Serverless Hosting Of A Static Page With Jekyll, CircleCI, Amazon AWS S3 And Cloudfront
As static page hosting becomes more and more popular, there should be an easy way to host your site without the hassle of keeping a full server running somewhere. For hosting some client projects and this blog, I built a pipeline with Github, CircleCI and Amazon AWS to get the static content online without the need to manage the full stack of a server including operating system, system updates and webserver config. With this how-to you can update your website with a simple git push to your underlying repository and the site will be built and updated automatically. The monthly costs for a low traffic blog will be around less than a dollar.
To get your blog running like this, do the following steps.
- Create an Amazon AWS account if you dont have one already.
- Create a S3 bucket called 'www.yourdomain.com' and go to Properties, Static Website Hosting and select 'Redirect all requests to another host name' and redirect to 'yourdomain.com'
- Create another bucket called 'yourdomain.com' and enable static website hosting. Add index.html and error.html as index and error documents.
- Create a Cloudfront distribution. Select web and use the follwoing settings:
Origin Domain Name: yourdomain.com.s3-website.<your-region>.amazonaws.com (DO NOT use what amazon offers you here as autosuggest)
Alternate Domain Names (CNAMEs): yourdomain.com
Default Root Object: index.html
Compress Objects Automatically: Yes
I would recommend to leave everything else as it is and create the Cloudfront distribution. You can change all settings later but make sure before everything is running smoothly.
- Copy your Cloudfront ID and distribution domain name.
- Create an IAM user with the following inline policy:
{
"Statement": [
{
"Action": [
"s3:DeleteObject",
"s3:GetObject",
"s3:PutObject",
"s3:PutObjectAcl"
],
"Effect": "Allow",
"Resource": [
"arn:aws:s3:::yourdomain.com/*"
]
},
{
"Action": [
"s3:ListBucket"
],
"Effect": "Allow",
"Resource": "arn:aws:s3:::*"
},
{
"Action": [
"cloudfront:CreateInvalidation"
],
"Effect": "Allow",
"Resource": "*"
}
]
}
ATTENTION: AWS doesn't support resource identifiers for Cloudfront in IAM policies, which means pratically any user with this permission can invalidate all your distributions.

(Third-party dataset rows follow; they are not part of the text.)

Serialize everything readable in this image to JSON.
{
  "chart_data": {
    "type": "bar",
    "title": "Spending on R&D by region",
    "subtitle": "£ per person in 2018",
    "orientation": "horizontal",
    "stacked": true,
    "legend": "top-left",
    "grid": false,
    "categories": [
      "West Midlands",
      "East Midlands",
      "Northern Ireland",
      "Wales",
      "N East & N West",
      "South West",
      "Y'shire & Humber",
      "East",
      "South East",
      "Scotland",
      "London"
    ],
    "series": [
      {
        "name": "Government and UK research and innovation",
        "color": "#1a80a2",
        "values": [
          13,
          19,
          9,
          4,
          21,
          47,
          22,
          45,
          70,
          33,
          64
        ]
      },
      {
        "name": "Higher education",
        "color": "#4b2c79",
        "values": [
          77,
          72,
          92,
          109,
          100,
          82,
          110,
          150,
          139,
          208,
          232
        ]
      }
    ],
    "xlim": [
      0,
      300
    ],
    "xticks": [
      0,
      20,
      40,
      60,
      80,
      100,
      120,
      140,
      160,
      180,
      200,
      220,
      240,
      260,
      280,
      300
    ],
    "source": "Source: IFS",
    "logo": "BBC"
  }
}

Create a CircleCI account and set it up with your git repository. Add the AWS credentials to it. Do not add them as ENV variables, CircleCI has its own setting for AWS credentials. Add one ENV variable with the name
AWS_CLOUDFRONT_ID
and the Cloudfront ID (not the domain!) as the value. I've chosen CircleCI because it is free for the first container and you probably will not need more to build your site, but this setup should also work with every build server environment you prefer (TravisCI, Jenkins, ...).Add the following circle.yml to your project. Don't forget to change to your bucket name and region after copy and pasting this.
machine:
python:
version: pypy-2.2.1
environment:
JEKYLL_ENV: production
dependencies:
pre:
- pip install awscli
compile:
override:
- echo "disabled"
test:
override:
- bundle exec jekyll build
deployment:
production:
branch: master
commands:
- |
aws --version
- |
aws s3 sync --region your-region --acl public-read --delete _site/ s3://yourdomain.com
- |
echo -e "\n[preview]\ncloudfront = true" >> ~/.aws/config
- |
cat ~/.aws/config
- |
aws cloudfront create-invalidation --cli-input-json '{"DistributionId":"'"$AWS_CLOUDFRONT_ID"'","InvalidationBatch":{"Paths":{"Quantity":2,"Items":["/index.html","/*"]},"CallerReference": "'$(date "+%s")'"}}'
Now push to your repo and it should build successfully on CircleCI. If you get the "Invalid date '0000-00-00': Post" Error in Jekyll's build step, be sure to exclude the vendor folder in your Jekyll conf because CircleCI is bundling directly in your working directory. Also you should add the venv folder to it, otherwise CircleCI will also upload this.
Now open the distribution domain name in your browser and you should see your website.
Now you should change your domain's DNS settings and add your cloudfront domain. I prefer using Amazon Route 53 for this job because it allows you to set also ALIAS records.
Awesome! Now you are running a super fast website and you don't need to care about anything then producing awesome content!
Some trade offs of this solution:
HTTPS is possible but expensive because Amazon has to copy your certificate to all Cloudfront edge locationsUpdate 2016-06-18: Amazon released the AWS Certificate Manager which makes SSL available through SNI for custom domains on Cloudfront at no additional costs \o/- No fast cache invalidation. You will not see your changes directly after pushing to your repository. It takes Cloudfront around 10 minutes to update your content.